In my experience, Book Two is one of only a few books whose printed-page resolution equals an in-hand inspection.

As a photographer who’s published food images from the London Ritz, I’d compare these images very favorably with the best work in, say, a Sotheby’s jewelry auction catalogue. They’re just that good.

So. Where’s the chapter on fake or “embellished” knives? Well, Internet sites have a lot of data and good photos to alert you guys. You know the ones, or soon will. But really, with Books One and Two you’ll be well armed against duplicity.

How to find what you want to see?
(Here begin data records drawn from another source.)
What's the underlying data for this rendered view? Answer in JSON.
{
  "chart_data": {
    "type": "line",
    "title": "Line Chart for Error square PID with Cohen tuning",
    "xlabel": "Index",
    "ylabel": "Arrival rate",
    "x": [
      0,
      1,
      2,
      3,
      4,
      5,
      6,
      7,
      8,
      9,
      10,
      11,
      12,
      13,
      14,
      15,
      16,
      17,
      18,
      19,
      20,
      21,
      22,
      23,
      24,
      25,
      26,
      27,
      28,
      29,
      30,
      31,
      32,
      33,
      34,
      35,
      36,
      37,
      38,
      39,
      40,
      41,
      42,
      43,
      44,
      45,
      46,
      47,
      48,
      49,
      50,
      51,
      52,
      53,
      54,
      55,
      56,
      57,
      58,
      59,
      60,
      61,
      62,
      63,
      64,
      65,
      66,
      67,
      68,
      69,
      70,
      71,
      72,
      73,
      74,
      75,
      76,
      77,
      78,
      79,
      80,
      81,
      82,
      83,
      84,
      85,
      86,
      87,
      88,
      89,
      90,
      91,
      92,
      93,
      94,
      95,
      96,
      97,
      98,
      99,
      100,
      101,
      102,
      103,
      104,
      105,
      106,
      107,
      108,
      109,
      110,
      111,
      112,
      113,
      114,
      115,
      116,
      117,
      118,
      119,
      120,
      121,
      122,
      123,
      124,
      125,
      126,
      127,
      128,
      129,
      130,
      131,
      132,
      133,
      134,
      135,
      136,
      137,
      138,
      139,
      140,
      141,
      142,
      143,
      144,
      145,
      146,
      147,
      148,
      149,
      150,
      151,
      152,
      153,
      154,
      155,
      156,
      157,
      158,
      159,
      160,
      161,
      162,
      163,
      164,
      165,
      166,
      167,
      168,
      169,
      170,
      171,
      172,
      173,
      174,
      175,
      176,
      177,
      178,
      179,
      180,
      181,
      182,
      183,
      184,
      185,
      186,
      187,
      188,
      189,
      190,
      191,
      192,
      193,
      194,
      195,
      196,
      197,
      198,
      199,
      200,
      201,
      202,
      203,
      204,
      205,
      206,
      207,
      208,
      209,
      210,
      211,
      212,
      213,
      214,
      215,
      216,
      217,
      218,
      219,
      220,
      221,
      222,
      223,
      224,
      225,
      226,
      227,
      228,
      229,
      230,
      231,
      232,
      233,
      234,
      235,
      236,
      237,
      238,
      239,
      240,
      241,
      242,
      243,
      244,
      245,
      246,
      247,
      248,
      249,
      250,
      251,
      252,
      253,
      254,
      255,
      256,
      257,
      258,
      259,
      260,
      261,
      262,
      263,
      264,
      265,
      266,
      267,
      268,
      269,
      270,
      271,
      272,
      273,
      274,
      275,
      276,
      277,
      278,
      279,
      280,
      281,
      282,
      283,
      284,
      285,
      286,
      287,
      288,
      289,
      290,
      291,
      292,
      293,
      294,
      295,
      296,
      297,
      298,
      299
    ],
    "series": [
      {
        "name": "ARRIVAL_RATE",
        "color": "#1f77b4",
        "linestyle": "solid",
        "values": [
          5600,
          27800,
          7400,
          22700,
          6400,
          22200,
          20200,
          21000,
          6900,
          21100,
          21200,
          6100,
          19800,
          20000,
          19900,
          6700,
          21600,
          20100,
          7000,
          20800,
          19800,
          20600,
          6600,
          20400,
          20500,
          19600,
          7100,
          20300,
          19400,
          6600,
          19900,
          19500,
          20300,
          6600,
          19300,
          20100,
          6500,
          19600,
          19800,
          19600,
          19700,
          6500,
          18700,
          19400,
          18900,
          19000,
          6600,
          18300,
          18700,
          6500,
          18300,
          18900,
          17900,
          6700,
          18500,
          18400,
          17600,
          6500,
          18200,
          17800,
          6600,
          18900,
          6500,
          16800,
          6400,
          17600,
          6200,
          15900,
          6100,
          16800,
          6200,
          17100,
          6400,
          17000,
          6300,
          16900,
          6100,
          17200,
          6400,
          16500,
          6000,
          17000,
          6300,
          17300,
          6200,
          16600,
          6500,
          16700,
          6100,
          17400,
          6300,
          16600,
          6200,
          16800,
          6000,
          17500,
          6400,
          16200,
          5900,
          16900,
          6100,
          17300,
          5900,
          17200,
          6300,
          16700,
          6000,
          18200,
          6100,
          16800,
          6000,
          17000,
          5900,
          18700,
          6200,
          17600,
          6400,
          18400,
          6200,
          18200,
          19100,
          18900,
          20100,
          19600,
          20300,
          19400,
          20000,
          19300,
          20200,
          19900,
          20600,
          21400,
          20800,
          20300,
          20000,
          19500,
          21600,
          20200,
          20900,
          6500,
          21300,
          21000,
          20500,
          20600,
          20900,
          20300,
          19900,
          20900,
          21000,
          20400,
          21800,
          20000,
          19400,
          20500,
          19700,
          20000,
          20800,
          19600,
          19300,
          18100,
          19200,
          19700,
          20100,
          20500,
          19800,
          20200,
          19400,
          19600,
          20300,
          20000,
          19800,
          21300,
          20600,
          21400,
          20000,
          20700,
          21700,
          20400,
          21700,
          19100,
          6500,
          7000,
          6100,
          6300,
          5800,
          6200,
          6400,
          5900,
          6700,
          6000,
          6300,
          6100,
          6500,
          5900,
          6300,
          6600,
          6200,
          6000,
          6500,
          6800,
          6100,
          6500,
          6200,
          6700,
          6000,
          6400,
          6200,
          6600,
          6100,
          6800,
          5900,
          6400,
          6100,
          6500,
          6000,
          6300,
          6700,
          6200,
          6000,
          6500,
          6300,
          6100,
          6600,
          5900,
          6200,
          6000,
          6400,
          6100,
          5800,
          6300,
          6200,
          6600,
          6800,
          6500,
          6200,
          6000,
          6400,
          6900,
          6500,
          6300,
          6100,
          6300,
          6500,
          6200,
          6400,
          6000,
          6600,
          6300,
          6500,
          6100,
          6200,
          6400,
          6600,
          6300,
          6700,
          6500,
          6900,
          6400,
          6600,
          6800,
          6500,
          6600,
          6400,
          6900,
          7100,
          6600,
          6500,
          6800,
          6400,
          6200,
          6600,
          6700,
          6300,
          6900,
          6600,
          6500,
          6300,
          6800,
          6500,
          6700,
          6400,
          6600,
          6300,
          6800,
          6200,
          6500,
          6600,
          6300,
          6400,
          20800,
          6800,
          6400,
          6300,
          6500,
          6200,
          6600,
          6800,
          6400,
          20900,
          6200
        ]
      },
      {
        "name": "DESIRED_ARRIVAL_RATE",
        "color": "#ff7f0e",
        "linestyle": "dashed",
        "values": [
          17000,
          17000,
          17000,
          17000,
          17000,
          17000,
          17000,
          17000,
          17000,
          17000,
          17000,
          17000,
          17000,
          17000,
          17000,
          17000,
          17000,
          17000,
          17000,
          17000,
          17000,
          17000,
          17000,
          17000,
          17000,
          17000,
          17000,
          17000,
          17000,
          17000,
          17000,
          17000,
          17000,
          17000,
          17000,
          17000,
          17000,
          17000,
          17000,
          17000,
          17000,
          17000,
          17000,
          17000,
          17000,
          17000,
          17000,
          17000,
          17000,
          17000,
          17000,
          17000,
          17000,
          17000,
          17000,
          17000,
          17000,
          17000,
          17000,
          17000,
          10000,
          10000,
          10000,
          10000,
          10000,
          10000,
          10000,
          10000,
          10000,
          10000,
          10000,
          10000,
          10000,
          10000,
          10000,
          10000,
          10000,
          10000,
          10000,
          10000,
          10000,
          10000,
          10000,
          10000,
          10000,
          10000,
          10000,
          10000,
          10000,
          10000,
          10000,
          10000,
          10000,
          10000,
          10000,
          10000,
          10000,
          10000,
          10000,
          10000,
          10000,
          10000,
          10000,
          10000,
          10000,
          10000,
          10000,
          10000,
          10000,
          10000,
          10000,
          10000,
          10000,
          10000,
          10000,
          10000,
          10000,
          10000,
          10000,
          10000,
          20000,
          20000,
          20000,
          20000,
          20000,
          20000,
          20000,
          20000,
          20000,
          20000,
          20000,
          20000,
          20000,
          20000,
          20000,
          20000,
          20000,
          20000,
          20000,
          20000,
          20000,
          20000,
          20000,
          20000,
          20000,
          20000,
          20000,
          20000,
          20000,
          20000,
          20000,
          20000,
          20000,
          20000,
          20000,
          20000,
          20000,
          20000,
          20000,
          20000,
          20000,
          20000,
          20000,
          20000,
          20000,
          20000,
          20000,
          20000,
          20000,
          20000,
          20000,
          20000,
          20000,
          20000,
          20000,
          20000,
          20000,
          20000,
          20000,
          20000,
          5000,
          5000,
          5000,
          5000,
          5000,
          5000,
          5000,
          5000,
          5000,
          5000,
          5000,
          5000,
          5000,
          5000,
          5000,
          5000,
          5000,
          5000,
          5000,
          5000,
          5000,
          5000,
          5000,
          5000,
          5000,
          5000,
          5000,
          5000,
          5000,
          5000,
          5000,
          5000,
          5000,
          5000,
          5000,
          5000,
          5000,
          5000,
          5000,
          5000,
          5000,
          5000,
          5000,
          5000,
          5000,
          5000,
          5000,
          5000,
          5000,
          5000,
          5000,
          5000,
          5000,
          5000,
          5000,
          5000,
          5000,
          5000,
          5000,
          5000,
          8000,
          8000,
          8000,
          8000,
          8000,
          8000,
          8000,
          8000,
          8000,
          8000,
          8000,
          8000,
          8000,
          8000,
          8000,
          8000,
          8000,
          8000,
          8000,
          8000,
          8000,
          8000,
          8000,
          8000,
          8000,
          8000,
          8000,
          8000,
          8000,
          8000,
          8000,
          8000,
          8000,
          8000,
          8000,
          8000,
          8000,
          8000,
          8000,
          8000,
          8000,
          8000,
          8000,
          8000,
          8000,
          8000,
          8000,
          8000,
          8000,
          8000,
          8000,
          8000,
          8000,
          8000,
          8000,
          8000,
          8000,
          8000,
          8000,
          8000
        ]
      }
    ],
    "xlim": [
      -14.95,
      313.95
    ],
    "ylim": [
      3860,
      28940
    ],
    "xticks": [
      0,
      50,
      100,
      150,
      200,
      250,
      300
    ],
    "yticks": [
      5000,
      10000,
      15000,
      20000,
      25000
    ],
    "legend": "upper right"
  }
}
Thumbing through 600-plus pages is one way, and that’s a treat. More useful would be an index. The table of contents, from my point of view, is too broad; breakdowns or an index with sub-headings would be lots more efficient. You know, when we get calls answering ads and interrogating sellers it’s good being able to pinpoint identifications quickly.

OK, that’s just a niggle. Major take-away here: this is an extraordinarily impressive volume. It’s not just a bowl of eye candy; it’s the whole darn store!